Im ersten Kapitel etwa, um nur eines der fünf Teile pars pro toto herauszunehmen, wird mit großer argumentativer Klarheit – die, das sei hinzugefügt, dieses Buch insgesamt auszeichnet – nicht nur aufgezeigt, wie der peircianische Index-Begriff fast proteusartig immer neue Gestalten annehmen kann und als Abdruck, Spur oder Berührung durch die Theorien wandert, sondern auch wie er als Garant der Referentialität, mitunter für eine indexikalisch verbürgte Wirklichkeitstreue der Fotografie einstehen und zugleich so weit ausgehöhlt werden kann, dass eine „bedeutungslose Bedeutung“ oder ein inhaltsentleertes Zeichen zurückbleibt. Von William Henry Fox Talbot und Oliver Wendell Holmes über Rosalind Krauss, Philippe Dubois bis Georges Didi-Huberman und eben Roland Barthes, um nur einige Leittheorien dieses ersten Kapitels zu nennen,  entsteht ein theoretisches Panorama, das anhand einzelner Einstellungen auch die Fotografiegeschichte in scharf konturierten Momentaufnahmen aufblitzen lässt. Wenn am Ende dieses Kapitels die „partielle Unverfügbarkeit“ der Fotografie  gegen die Joel Snyders vehemente Verabschiedung des Index-Konzeptes und anderen kulturkonstruktivistischen Positionen in Erinnerung gerufen wird, so ist das in Plädoyer für eine zwar doppelzüngige, aber dennoch eindeutige Antwort.
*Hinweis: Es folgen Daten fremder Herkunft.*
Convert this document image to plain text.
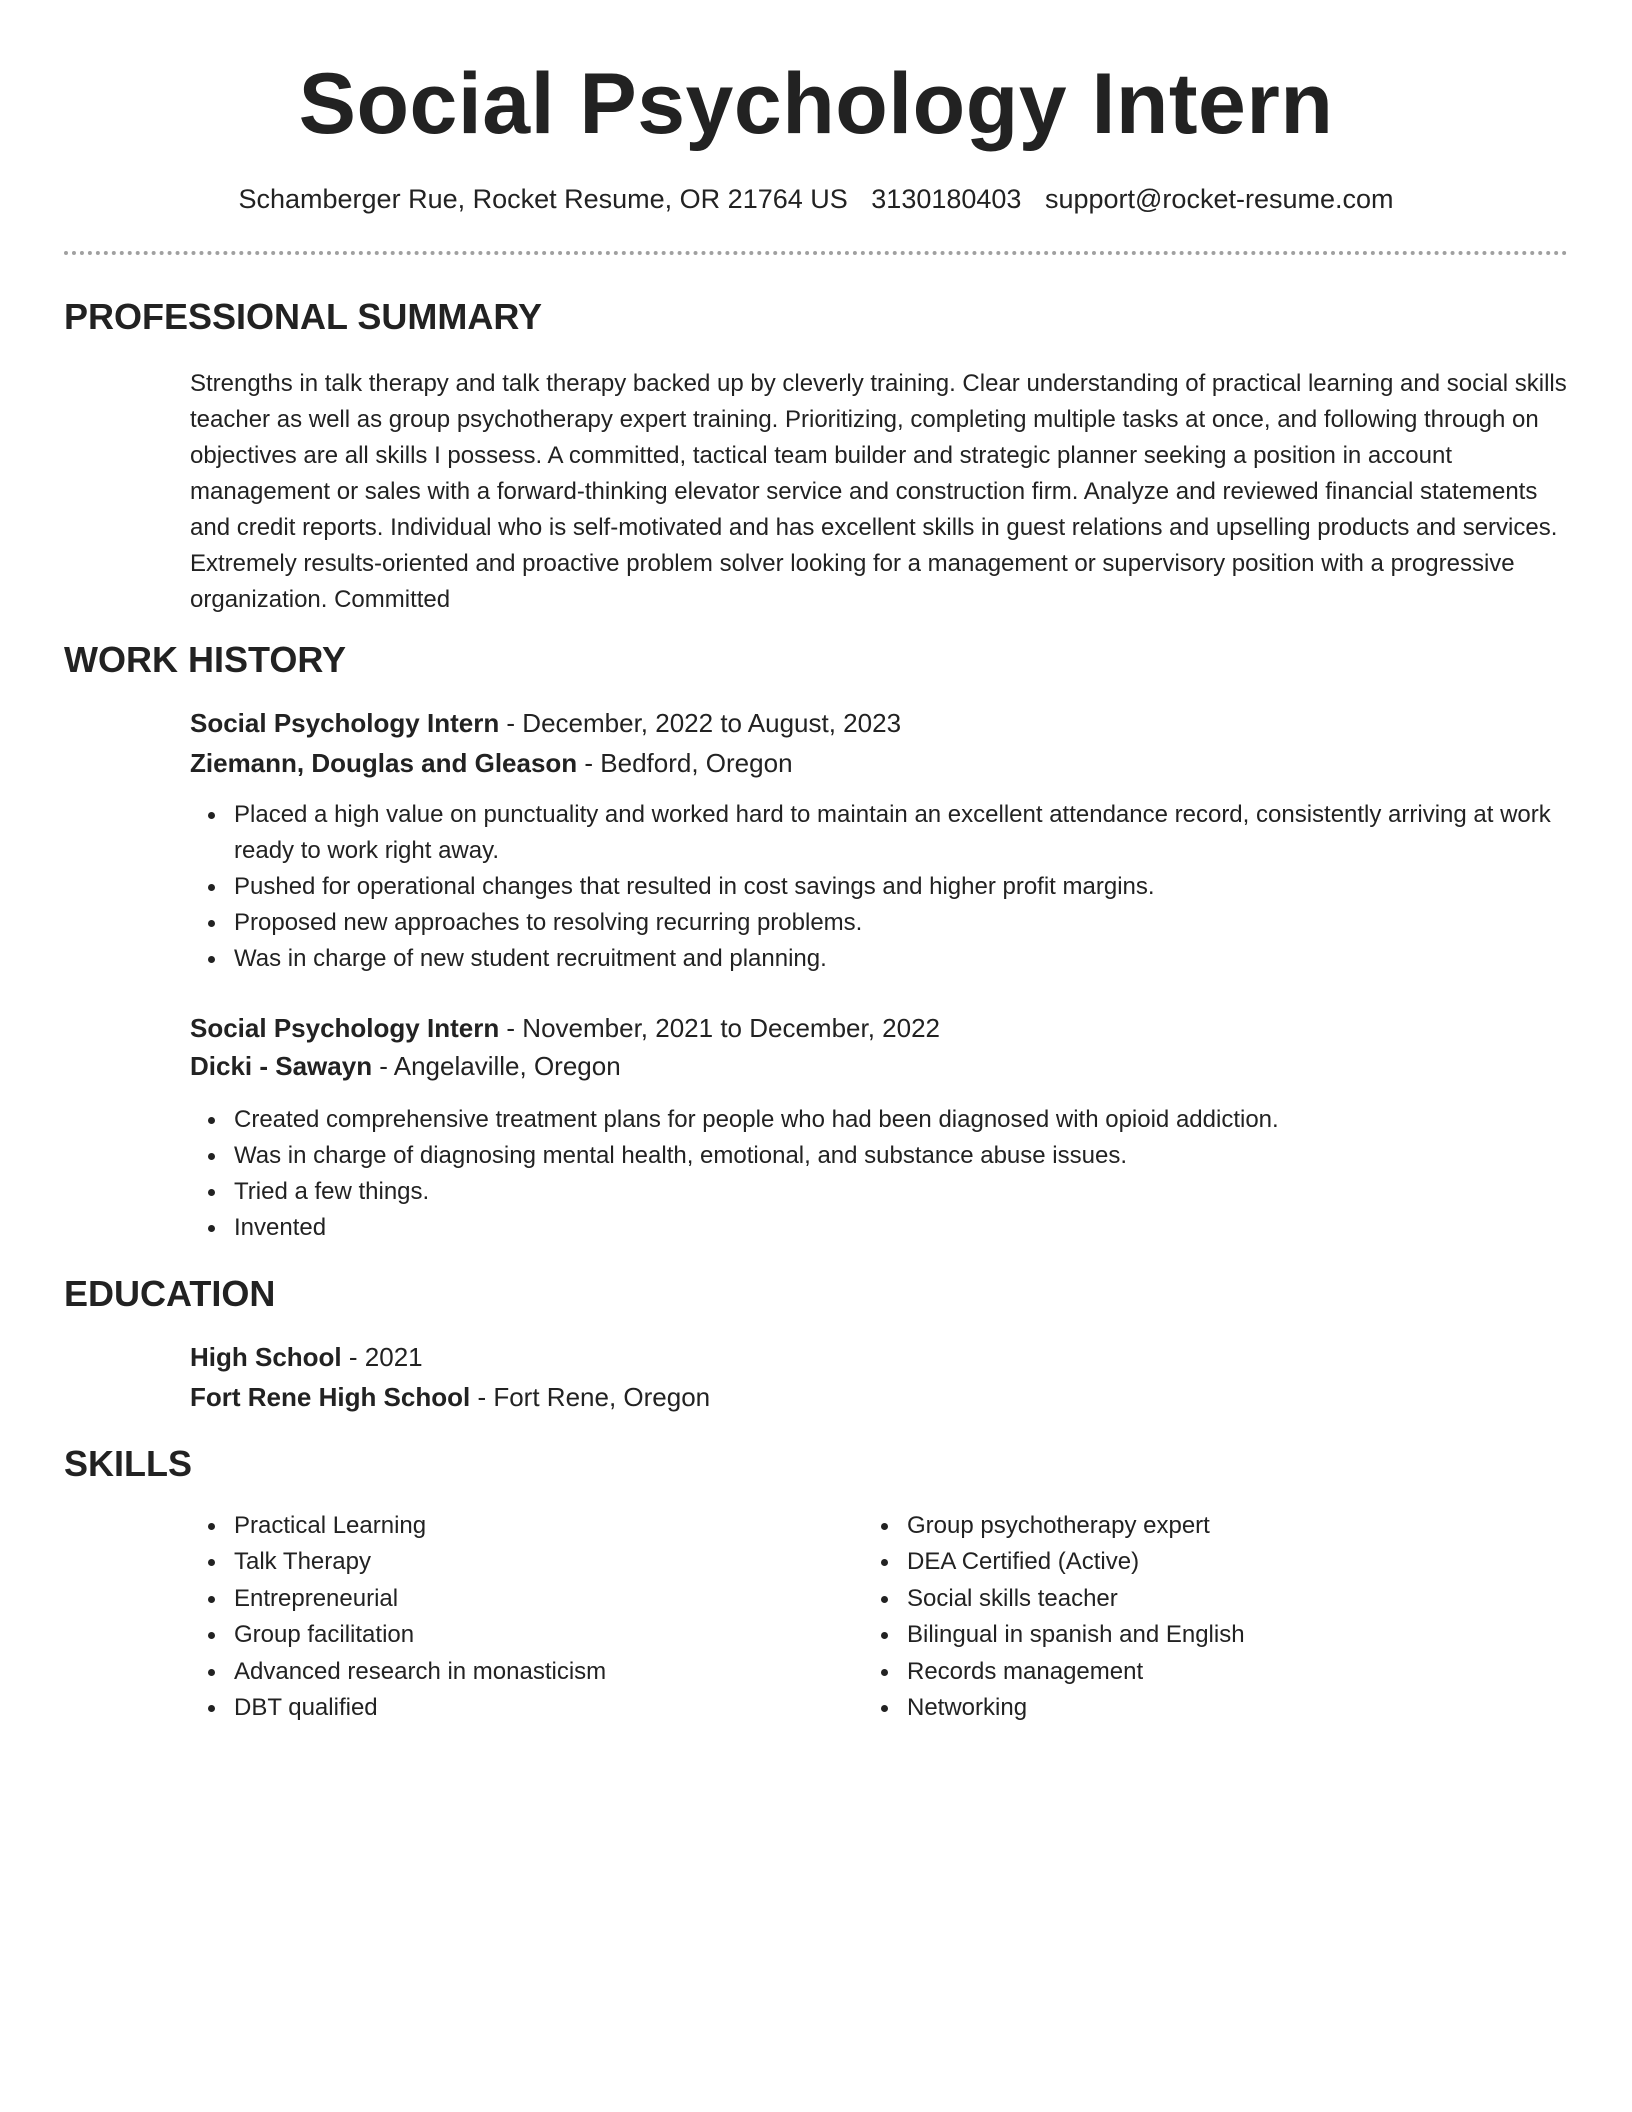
Social Psychology Intern
Schamberger Rue, Rocket Resume, OR 21764 US 3130180403 support@rocket-resume.com
PROFESSIONAL SUMMARY
Strengths in talk therapy and talk therapy backed up by cleverly training. Clear understanding of practical learning and social skills teacher as well as group psychotherapy expert training. Prioritizing, completing multiple tasks at once, and following through on objectives are all skills I possess. A committed, tactical team builder and strategic planner seeking a position in account management or sales with a forward-thinking elevator service and construction firm. Analyze and reviewed financial statements and credit reports. Individual who is self-motivated and has excellent skills in guest relations and upselling products and services. Extremely results-oriented and proactive problem solver looking for a management or supervisory position with a progressive organization. Committed
WORK HISTORY
Social Psychology Intern - December, 2022 to August, 2023
Ziemann, Douglas and Gleason - Bedford, Oregon
Placed a high value on punctuality and worked hard to maintain an excellent attendance record, consistently arriving at work ready to work right away.
Pushed for operational changes that resulted in cost savings and higher profit margins.
Proposed new approaches to resolving recurring problems.
Was in charge of new student recruitment and planning.
Social Psychology Intern - November, 2021 to December, 2022
Dicki - Sawayn - Angelaville, Oregon
Created comprehensive treatment plans for people who had been diagnosed with opioid addiction.
Was in charge of diagnosing mental health, emotional, and substance abuse issues.
Tried a few things.
Invented
EDUCATION
High School - 2021
Fort Rene High School - Fort Rene, Oregon
SKILLS
Practical Learning
Talk Therapy
Entrepreneurial
Group facilitation
Advanced research in monasticism
DBT qualified
Group psychotherapy expert
DEA Certified (Active)
Social skills teacher
Bilingual in spanish and English
Records management
Networking
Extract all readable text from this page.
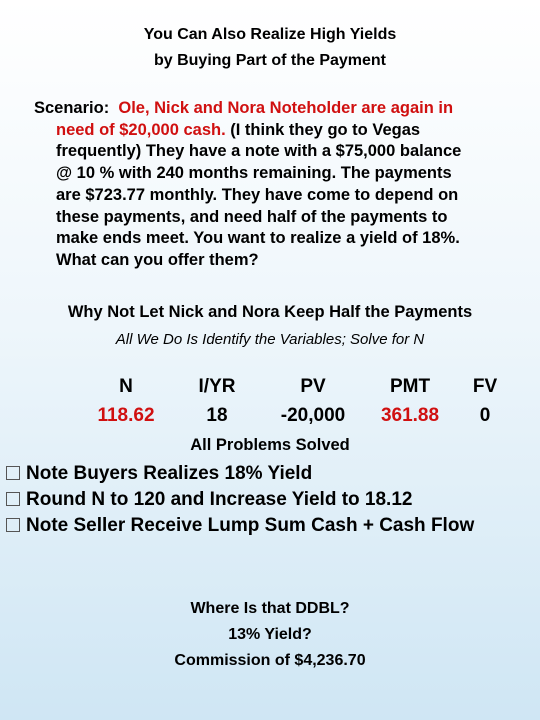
You Can Also Realize High Yields
by Buying Part of the Payment
Scenario: Ole, Nick and Nora Noteholder are again in
need of $20,000 cash. (I think they go to Vegas
frequently) They have a note with a $75,000 balance
@ 10 % with 240 months remaining. The payments
are $723.77 monthly. They have come to depend on
these payments, and need half of the payments to
make ends meet. You want to realize a yield of 18%.
What can you offer them?
Why Not Let Nick and Nora Keep Half the Payments
All We Do Is Identify the Variables; Solve for N
N
118.62
I/YR
18
PV
-20,000
PMT
361.88
FV
0
All Problems Solved
Note Buyers Realizes 18% Yield
Round N to 120 and Increase Yield to 18.12
Note Seller Receive Lump Sum Cash + Cash Flow
Where Is that DDBL?
13% Yield?
Commission of $4,236.70
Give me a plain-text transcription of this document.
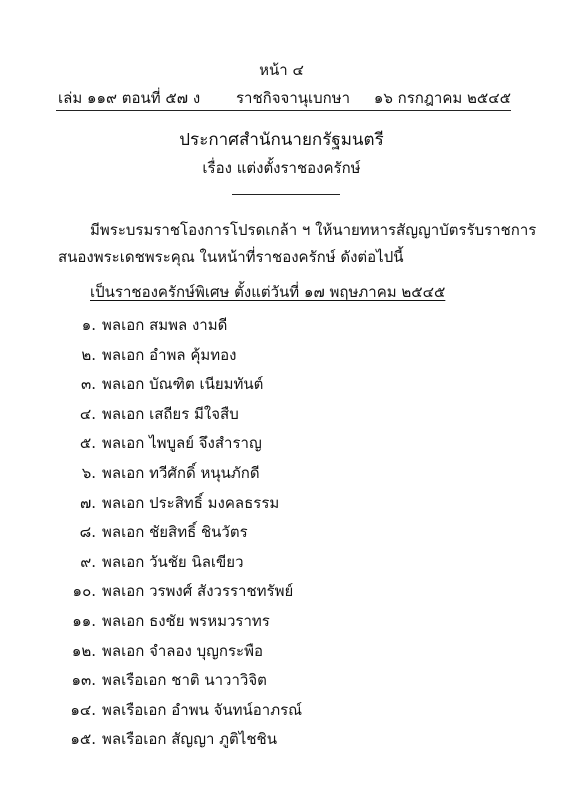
หน้า ๔
เล่ม ๑๑๙ ตอนที่ ๕๗ ง ราชกิจจานุเบกษา ๑๖ กรกฎาคม ๒๕๔๕
ประกาศสำนักนายกรัฐมนตรี
เรื่อง แต่งตั้งราชองครักษ์
มีพระบรมราชโองการโปรดเกล้า ฯ ให้นายทหารสัญญาบัตรรับราชการ
สนองพระเดชพระคุณ ในหน้าที่ราชองครักษ์ ดังต่อไปนี้
เป็นราชองครักษ์พิเศษ ตั้งแต่วันที่ ๑๗ พฤษภาคม ๒๕๔๕
๑. พลเอก สมพล งามดี
๒. พลเอก อำพล คุ้มทอง
๓. พลเอก บัณฑิต เนียมทันต์
๔. พลเอก เสถียร มีใจสืบ
๕. พลเอก ไพบูลย์ จึงสำราญ
๖. พลเอก ทวีศักดิ์ หนุนภักดี
๗. พลเอก ประสิทธิ์ มงคลธรรม
๘. พลเอก ชัยสิทธิ์ ชินวัตร
๙. พลเอก วันชัย นิลเขียว
๑๐. พลเอก วรพงศ์ สังวรราชทรัพย์
๑๑. พลเอก ธงชัย พรหมวราทร
๑๒. พลเอก จำลอง บุญกระพือ
๑๓. พลเรือเอก ชาติ นาวาวิจิต
๑๔. พลเรือเอก อำพน จันทน์อาภรณ์
๑๕. พลเรือเอก สัญญา ภูติไชชิน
So kann man aus der Lektüre dieses Buchs einen gleich doppelten Gewinn ziehen: zum einen stellt das Buch einen für den begrenzten Umfang eindrucksvollen Reigen von Positionen vor, die sehr knapp, aber durchweg pointiert wie konzise charakterisiert werden, hinter deren Stimmenkonzert aber zum anderen auch eine theoretische Orchestrierung aufscheint, die mit Barthes ihren theoretischen Agenten gefunden hat, ohne auf diesen subsummierbar zu sein. Dass man sich bei den Theorien noch die eine oder andere Stimme gewünscht hätte (etwa fehlen jene der Avantgarde, obwohl sie mit Moholy-Nagy und anderen zahlreiche Theorietexte produziert hat, oder, um nur noch ein zweites Feld anzuführen, jene der Visual History, die in den letzten Jahren deutlicher zu vernehmen ist), ist erklärlich und der Tatsache der radikalen Umfangsverknappung geschuldet, die zudem aus dem Band ein kompaktes Kompendium macht. Dass allerdings die Qualität der wenigen Abbildungen in einem Band über Fotografietheorien so schlecht ist, dass mitunter kaum etwas zu erkennen ist (das Londe-Beispiel erschließt sich einzig über die Beschreibung des Bildes, nicht aber über dieses selbst), ist ein Mangel, der bei einer zu erhoffenden zweiten Auflage unbedingt abgestellt werden sollte.